Luini refers to the famous “conspiracy of the Pazzi” that made an attempt against the life of Lorenzo the Magnificent in the Cathedral of Florence. Lorenzo managed to escape unharmed, but his brother Giuliano was stabbed twenty-seven times. The resulting repression was one of the most bloody of the fifteenth century.

Until the nineteenth century, the Catholic Church identified Mary of Bethany, sister of Lazarus and of Martha, with Mary Magdalene.

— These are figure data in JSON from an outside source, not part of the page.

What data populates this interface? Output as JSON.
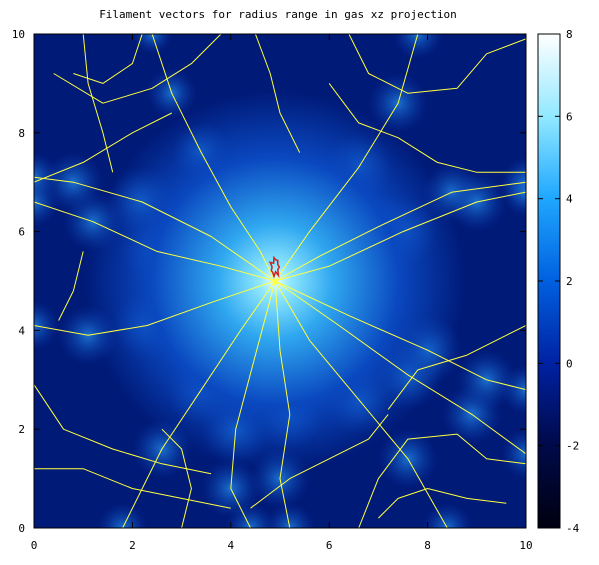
{
  "chart_data": {
    "type": "heatmap",
    "title": "Filament vectors for radius range in gas xz projection",
    "xlabel": "",
    "ylabel": "",
    "xlim": [
      0,
      10
    ],
    "ylim": [
      0,
      10
    ],
    "x_ticks": [
      "0",
      "2",
      "4",
      "6",
      "8",
      "10"
    ],
    "y_ticks": [
      "0",
      "2",
      "4",
      "6",
      "8",
      "10"
    ],
    "colorbar": {
      "range": [
        -4,
        8
      ],
      "ticks": [
        "-4",
        "-2",
        "0",
        "2",
        "4",
        "6",
        "8"
      ],
      "colors": [
        "#000010",
        "#000a4a",
        "#0020a0",
        "#0060e0",
        "#20a8ff",
        "#90e8ff",
        "#ffffff"
      ]
    },
    "density_peak": {
      "x": 4.9,
      "y": 5.0
    },
    "filament_color": "#ffff40",
    "core_marker_color": "#d02020",
    "filaments": [
      [
        [
          4.9,
          5.0
        ],
        [
          4.6,
          5.6
        ],
        [
          4.0,
          6.5
        ],
        [
          3.4,
          7.6
        ],
        [
          2.8,
          8.8
        ],
        [
          2.4,
          10.0
        ]
      ],
      [
        [
          4.9,
          5.0
        ],
        [
          5.6,
          6.0
        ],
        [
          6.6,
          7.3
        ],
        [
          7.4,
          8.6
        ],
        [
          7.8,
          10.0
        ]
      ],
      [
        [
          4.9,
          5.0
        ],
        [
          5.8,
          5.5
        ],
        [
          7.0,
          6.1
        ],
        [
          8.5,
          6.8
        ],
        [
          10.0,
          7.0
        ]
      ],
      [
        [
          4.9,
          5.0
        ],
        [
          6.0,
          5.3
        ],
        [
          7.5,
          6.0
        ],
        [
          9.0,
          6.6
        ],
        [
          10.0,
          6.8
        ]
      ],
      [
        [
          4.9,
          5.0
        ],
        [
          3.8,
          5.3
        ],
        [
          2.5,
          5.6
        ],
        [
          1.2,
          6.2
        ],
        [
          0.0,
          6.6
        ]
      ],
      [
        [
          4.9,
          5.0
        ],
        [
          3.6,
          5.9
        ],
        [
          2.2,
          6.6
        ],
        [
          0.8,
          7.0
        ],
        [
          0.0,
          7.1
        ]
      ],
      [
        [
          4.9,
          5.0
        ],
        [
          3.7,
          4.6
        ],
        [
          2.3,
          4.1
        ],
        [
          1.1,
          3.9
        ],
        [
          0.0,
          4.1
        ]
      ],
      [
        [
          4.9,
          5.0
        ],
        [
          4.2,
          4.0
        ],
        [
          3.4,
          2.8
        ],
        [
          2.6,
          1.6
        ],
        [
          1.8,
          0.0
        ]
      ],
      [
        [
          4.9,
          5.0
        ],
        [
          4.5,
          3.5
        ],
        [
          4.1,
          2.0
        ],
        [
          4.0,
          0.8
        ],
        [
          4.4,
          0.0
        ]
      ],
      [
        [
          4.9,
          5.0
        ],
        [
          5.6,
          3.8
        ],
        [
          6.6,
          2.6
        ],
        [
          7.6,
          1.4
        ],
        [
          8.4,
          0.0
        ]
      ],
      [
        [
          4.9,
          5.0
        ],
        [
          6.2,
          4.1
        ],
        [
          7.6,
          3.1
        ],
        [
          8.9,
          2.3
        ],
        [
          10.0,
          1.5
        ]
      ],
      [
        [
          4.9,
          5.0
        ],
        [
          6.4,
          4.3
        ],
        [
          8.0,
          3.6
        ],
        [
          9.2,
          3.0
        ],
        [
          10.0,
          2.8
        ]
      ],
      [
        [
          4.9,
          5.0
        ],
        [
          5.0,
          3.6
        ],
        [
          5.2,
          2.3
        ],
        [
          5.0,
          1.0
        ],
        [
          5.2,
          0.0
        ]
      ],
      [
        [
          0.4,
          9.2
        ],
        [
          1.4,
          8.6
        ],
        [
          2.4,
          8.9
        ],
        [
          3.2,
          9.4
        ],
        [
          3.8,
          10.0
        ]
      ],
      [
        [
          0.0,
          7.0
        ],
        [
          1.0,
          7.4
        ],
        [
          2.0,
          8.0
        ],
        [
          2.8,
          8.4
        ]
      ],
      [
        [
          6.0,
          9.0
        ],
        [
          6.6,
          8.2
        ],
        [
          7.4,
          7.9
        ],
        [
          8.2,
          7.4
        ],
        [
          9.0,
          7.2
        ],
        [
          10.0,
          7.2
        ]
      ],
      [
        [
          6.4,
          10.0
        ],
        [
          6.8,
          9.2
        ],
        [
          7.6,
          8.8
        ],
        [
          8.6,
          8.9
        ],
        [
          9.2,
          9.6
        ],
        [
          10.0,
          9.9
        ]
      ],
      [
        [
          0.0,
          2.9
        ],
        [
          0.6,
          2.0
        ],
        [
          1.6,
          1.6
        ],
        [
          2.6,
          1.3
        ],
        [
          3.6,
          1.1
        ]
      ],
      [
        [
          0.0,
          1.2
        ],
        [
          1.0,
          1.2
        ],
        [
          2.0,
          0.8
        ],
        [
          3.0,
          0.6
        ],
        [
          4.0,
          0.4
        ]
      ],
      [
        [
          4.4,
          0.4
        ],
        [
          5.2,
          1.0
        ],
        [
          6.0,
          1.4
        ],
        [
          6.8,
          1.8
        ],
        [
          7.2,
          2.3
        ]
      ],
      [
        [
          6.6,
          0.0
        ],
        [
          7.0,
          1.0
        ],
        [
          7.6,
          1.8
        ],
        [
          8.6,
          1.9
        ],
        [
          9.2,
          1.4
        ],
        [
          10.0,
          1.3
        ]
      ],
      [
        [
          7.2,
          2.4
        ],
        [
          7.8,
          3.2
        ],
        [
          8.8,
          3.5
        ],
        [
          9.6,
          3.9
        ],
        [
          10.0,
          4.1
        ]
      ],
      [
        [
          1.0,
          5.6
        ],
        [
          0.8,
          4.8
        ],
        [
          0.5,
          4.2
        ]
      ],
      [
        [
          2.2,
          10.0
        ],
        [
          2.0,
          9.4
        ],
        [
          1.4,
          9.0
        ],
        [
          0.8,
          9.2
        ]
      ],
      [
        [
          5.4,
          7.6
        ],
        [
          5.0,
          8.4
        ],
        [
          4.8,
          9.2
        ],
        [
          4.5,
          10.0
        ]
      ],
      [
        [
          7.0,
          0.2
        ],
        [
          7.4,
          0.6
        ],
        [
          8.0,
          0.8
        ],
        [
          8.8,
          0.6
        ],
        [
          9.6,
          0.5
        ]
      ],
      [
        [
          3.0,
          0.0
        ],
        [
          3.2,
          0.8
        ],
        [
          3.0,
          1.6
        ],
        [
          2.6,
          2.0
        ]
      ],
      [
        [
          1.0,
          10.0
        ],
        [
          1.1,
          9.0
        ],
        [
          1.4,
          8.0
        ],
        [
          1.6,
          7.2
        ]
      ]
    ]
  }
}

The most recent and complete study relating the signs of the zodiac to the Twelve Apostles is by Nicola Sementovsky-Kurilo. According to him, the disciples in the Cenacolo are distributed in four groups of three to represent the four elements of Nature: earth, fire, air and water. Sementovsky assigns to each disciple a specific astrological sign. To Simon, at one end of the table, corresponds Aries; to Thaddeus, Taurus; Matthew, Gemini; Philip, Cancer; James the Elder, Leo; Thomas, Virgo; John, Libra (an important symbolic reading since, according to Sementovsky, the young John lends equilibrium to the future Church); Judas, Scorpio; Peter, Sagittarius; Andrew, Capricorn; James the Less, Aquarius; Bartholomew, Pisces.

Regarding Leonardo da Vinci’s paintings mentioned in the novel:

Cenacolo is the colloquial term by which The Last Supper was known in Milan. Maestà, or “Majesty,” was the name given to The Virgin of the Rocks. The portrait of Lucrezia Crivelli became celebrated under the title La Belle Ferronnière. Both these paintings now hang in the Louvre.

Regarding the bust that Leonardo supposedly used to portray the Apostle Simon, it can be seen today in the Uffizi, in Florence. It is a bust of Plato attributed to the Greek sculptor Silanion who was, as far as we know, the only artist to portray the philosopher during his lifetime, by order of King Mithridates, in 325 B.C.